Vos vieux liens Dropbox sont encore actifs — voici comment colmater la fuite
Thomas Vernier
2026-08-31 14:15:50
Ce lien de partage envoyé à un client en 2021 fonctionne toujours. Et il pointe peut-être sur 40 documents confidentiels. Le grand ménage, étape par étape.
Les fuites de conversations d'IA qui ont fait les manchettes — plus de 370 000 échanges avec Grok indexés par Google, des milliers de conversations ChatGPT retrouvées dans les résultats de recherche — n'avaient rien à voir avec l'intelligence artificielle, rappelle le chroniqueur techno Ernie Svenson dans Attorney at Work.
Aucun modèle n'a fui, personne n'a été piraté : dans les deux cas, c'est un simple paramètre de partage qui a tout exposé.
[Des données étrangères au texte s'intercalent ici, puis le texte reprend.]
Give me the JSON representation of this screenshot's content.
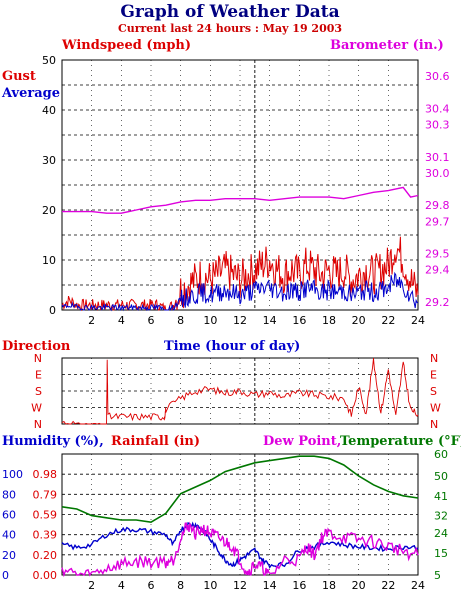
{
  "header": {
    "title": "Graph of Weather Data",
    "subtitle": "Current last 24 hours : May 19 2003"
  },
  "colors": {
    "title": "#000080",
    "subtitle": "#cc0000",
    "gust": "#dd0000",
    "average": "#0000cc",
    "barometer": "#dd00dd",
    "direction": "#dd0000",
    "humidity": "#0000cc",
    "rainfall": "#dd0000",
    "dewpoint": "#dd00dd",
    "temperature": "#007700",
    "grid": "#000000"
  },
  "chart_data": [
    {
      "type": "line",
      "title": "",
      "left_axis_label": "Windspeed (mph)",
      "right_axis_label": "Barometer (in.)",
      "xlabel": "Time (hour of day)",
      "xlim": [
        0,
        24
      ],
      "x_ticks": [
        "2",
        "4",
        "6",
        "8",
        "10",
        "12",
        "14",
        "16",
        "18",
        "20",
        "22",
        "24"
      ],
      "ylim_left": [
        0,
        50
      ],
      "left_ticks": [
        "0",
        "10",
        "20",
        "30",
        "40",
        "50"
      ],
      "ylim_right": [
        29.15,
        30.7
      ],
      "right_ticks": [
        "29.2",
        "29.4",
        "29.5",
        "29.7",
        "29.8",
        "30.0",
        "30.1",
        "30.3",
        "30.4",
        "30.6"
      ],
      "grid": true,
      "series": [
        {
          "name": "Gust",
          "axis": "left",
          "x": [
            0,
            0.5,
            1,
            1.5,
            2,
            2.5,
            3,
            3.5,
            4,
            4.5,
            5,
            5.5,
            6,
            6.5,
            7,
            7.5,
            8,
            8.5,
            9,
            9.5,
            10,
            10.5,
            11,
            11.5,
            12,
            12.5,
            13,
            13.5,
            14,
            14.5,
            15,
            15.5,
            16,
            16.5,
            17,
            17.5,
            18,
            18.5,
            19,
            19.5,
            20,
            20.5,
            21,
            21.5,
            22,
            22.5,
            23,
            23.5,
            24
          ],
          "values": [
            1,
            2,
            1,
            1,
            1,
            1,
            1,
            1,
            1,
            1,
            1,
            1,
            1,
            1,
            0,
            1,
            4,
            5,
            6,
            7,
            6,
            7,
            8,
            7,
            6,
            7,
            8,
            9,
            10,
            8,
            7,
            8,
            7,
            9,
            8,
            7,
            8,
            7,
            8,
            6,
            7,
            8,
            7,
            8,
            9,
            13,
            10,
            6,
            3
          ]
        },
        {
          "name": "Average",
          "axis": "left",
          "x": [
            0,
            0.5,
            1,
            1.5,
            2,
            2.5,
            3,
            3.5,
            4,
            4.5,
            5,
            5.5,
            6,
            6.5,
            7,
            7.5,
            8,
            8.5,
            9,
            9.5,
            10,
            10.5,
            11,
            11.5,
            12,
            12.5,
            13,
            13.5,
            14,
            14.5,
            15,
            15.5,
            16,
            16.5,
            17,
            17.5,
            18,
            18.5,
            19,
            19.5,
            20,
            20.5,
            21,
            21.5,
            22,
            22.5,
            23,
            23.5,
            24
          ],
          "values": [
            0.5,
            1,
            0.5,
            0.5,
            0.5,
            0.5,
            0.5,
            0.5,
            0.5,
            0.5,
            0.5,
            0.5,
            0.5,
            0.5,
            0,
            0.5,
            2,
            2.5,
            3,
            3.5,
            3,
            3.5,
            4,
            3.5,
            3,
            3.5,
            4,
            4.5,
            4.5,
            4,
            3.5,
            4,
            3.5,
            4.5,
            4,
            3.5,
            4,
            3.5,
            4,
            3,
            3.5,
            4,
            3.5,
            4,
            4.5,
            6,
            5,
            3,
            1.5
          ]
        },
        {
          "name": "Barometer",
          "axis": "right",
          "x": [
            0,
            1,
            2,
            3,
            4,
            5,
            6,
            7,
            8,
            9,
            10,
            11,
            12,
            13,
            14,
            15,
            16,
            17,
            18,
            19,
            20,
            21,
            22,
            23,
            23.5,
            24
          ],
          "values": [
            29.76,
            29.76,
            29.76,
            29.75,
            29.75,
            29.77,
            29.79,
            29.8,
            29.82,
            29.83,
            29.83,
            29.84,
            29.84,
            29.84,
            29.83,
            29.84,
            29.85,
            29.85,
            29.85,
            29.84,
            29.86,
            29.88,
            29.89,
            29.91,
            29.85,
            29.86
          ]
        }
      ]
    },
    {
      "type": "scatter",
      "title": "",
      "ylabel": "Direction",
      "xlim": [
        0,
        24
      ],
      "categories": [
        "N",
        "W",
        "S",
        "E",
        "N"
      ],
      "ylim": [
        0,
        360
      ],
      "grid": true,
      "series": [
        {
          "name": "Direction",
          "x": [
            0,
            1,
            2,
            3,
            3.05,
            3.1,
            4,
            5,
            6,
            6.9,
            7,
            8,
            9,
            10,
            11,
            12,
            13,
            14,
            15,
            16,
            17,
            18,
            19,
            19.5,
            20,
            20.5,
            21,
            21.5,
            22,
            22.5,
            23,
            23.5,
            24
          ],
          "values": [
            10,
            0,
            0,
            0,
            350,
            40,
            40,
            40,
            40,
            40,
            80,
            140,
            180,
            190,
            170,
            180,
            160,
            170,
            150,
            170,
            160,
            150,
            140,
            50,
            200,
            60,
            350,
            60,
            300,
            40,
            330,
            80,
            50
          ]
        }
      ]
    },
    {
      "type": "line",
      "title": "",
      "axis_labels": [
        "Humidity (%),",
        "Rainfall (in)",
        "Dew Point,",
        "Temperature (°F)"
      ],
      "xlim": [
        0,
        24
      ],
      "x_ticks": [
        "2",
        "4",
        "6",
        "8",
        "10",
        "12",
        "14",
        "16",
        "18",
        "20",
        "22",
        "24"
      ],
      "humidity_ticks": [
        "0",
        "20",
        "40",
        "60",
        "80",
        "100"
      ],
      "rain_ticks": [
        "0.00",
        "0.20",
        "0.39",
        "0.59",
        "0.79",
        "0.98"
      ],
      "temp_ticks": [
        "5",
        "15",
        "24",
        "32",
        "41",
        "50",
        "60"
      ],
      "ylim_humidity": [
        0,
        120
      ],
      "ylim_temp": [
        5,
        60
      ],
      "grid": true,
      "series": [
        {
          "name": "Humidity",
          "axis": "humidity",
          "x": [
            0,
            1,
            2,
            3,
            4,
            5,
            6,
            7,
            7.5,
            8,
            8.5,
            9,
            9.5,
            10,
            10.5,
            11,
            11.5,
            12,
            12.5,
            13,
            13.5,
            14,
            15,
            16,
            17,
            18,
            19,
            20,
            21,
            22,
            23,
            24
          ],
          "values": [
            30,
            27,
            30,
            40,
            45,
            45,
            43,
            40,
            30,
            45,
            50,
            50,
            45,
            35,
            25,
            15,
            10,
            15,
            20,
            25,
            15,
            10,
            10,
            25,
            28,
            33,
            30,
            28,
            27,
            26,
            28,
            27
          ]
        },
        {
          "name": "Dew Point",
          "axis": "temp",
          "x": [
            0,
            1,
            2,
            3,
            4,
            5,
            6,
            7,
            7.5,
            8,
            8.5,
            9,
            9.5,
            10,
            10.5,
            11,
            11.5,
            12,
            12.5,
            13,
            13.5,
            14,
            15,
            16,
            16.5,
            17,
            17.5,
            18,
            19,
            20,
            21,
            22,
            23,
            24
          ],
          "values": [
            8,
            5,
            5,
            8,
            10,
            11,
            11,
            11,
            12,
            22,
            28,
            24,
            26,
            24,
            22,
            20,
            18,
            12,
            6,
            10,
            8,
            4,
            12,
            12,
            18,
            14,
            22,
            24,
            22,
            21,
            20,
            18,
            16,
            14
          ]
        },
        {
          "name": "Temperature",
          "axis": "temp",
          "x": [
            0,
            1,
            2,
            3,
            4,
            5,
            6,
            7,
            8,
            9,
            10,
            11,
            12,
            13,
            14,
            15,
            16,
            17,
            18,
            19,
            20,
            21,
            22,
            23,
            24
          ],
          "values": [
            36,
            35,
            32,
            31,
            30,
            30,
            29,
            33,
            42,
            45,
            48,
            52,
            54,
            56,
            57,
            58,
            59,
            59,
            58,
            55,
            50,
            46,
            43,
            41,
            40
          ]
        }
      ]
    }
  ],
  "labels": {
    "windspeed": "Windspeed (mph)",
    "barometer": "Barometer (in.)",
    "gust": "Gust",
    "average": "Average",
    "direction": "Direction",
    "time": "Time (hour of day)",
    "humidity": "Humidity (%),",
    "rainfall": "Rainfall (in)",
    "dewpoint": "Dew Point,",
    "temperature": "Temperature (°F)"
  }
}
Or, prévient l'avocat devenu coach techno, le même mécanisme tourne déjà dans votre cabinet — et il est bien plus vieux que les robots conversationnels. Le lien Dropbox envoyé à un client, un coavocat ou un expert en 2021? « Il fonctionne encore. Pas "peut-être". Les liens de partage n'expirent pas d'eux-mêmes », écrit-il (traduction libre, comme les autres citations de ce texte). Chaque lien jamais créé est toujours actif, pointe vers le contenu actuel du dossier, et reste ouvert à quiconque le détient — dans un vieux courriel, un courriel transféré, ou une boîte de réception piratée il y a trois ans.
Voici sa méthode pour faire le ménage.
1. Ouvrez votre stockage infonuagique — sur le web, pas l'application
Avertissement : ni Dropbox ni Google ne facilitent la tâche à l'utilisateur individuel qui veut la liste de tous les liens qu'il a créés. Si vous êtes sur un compte d'équipe, votre administrateur dispose d'une vue des partages externes; sinon, c'est dossier par dossier. Moins pénible qu'il n'y paraît : inutile de tout vérifier.
2. Commencez par les dossiers clos
Ouvrez les paramètres de partage de chaque dossier de mandat terminé et cherchez deux choses : les liens réglés à « toute personne disposant du lien » et les personnes qui ont encore accès. « Dix dossiers vous diront tout ce que vous devez savoir », résume l'auteur.
Ce que vous trouverez, prédit-il : le dossier client partagé pour un mandat clos en 2022; le dossier accessible à un avocat contractuel qui n'a pas travaillé avec vous depuis des lunes; un lien créé pour envoyer un document, qui pointe maintenant vers un dossier qui en contient 40; l'ancienne adjointe qui a toujours accès, « parce que personne ne retire les gens — on cesse juste de les inviter ». Rien de tout ça n'est un piratage : tout fonctionne exactement comme configuré.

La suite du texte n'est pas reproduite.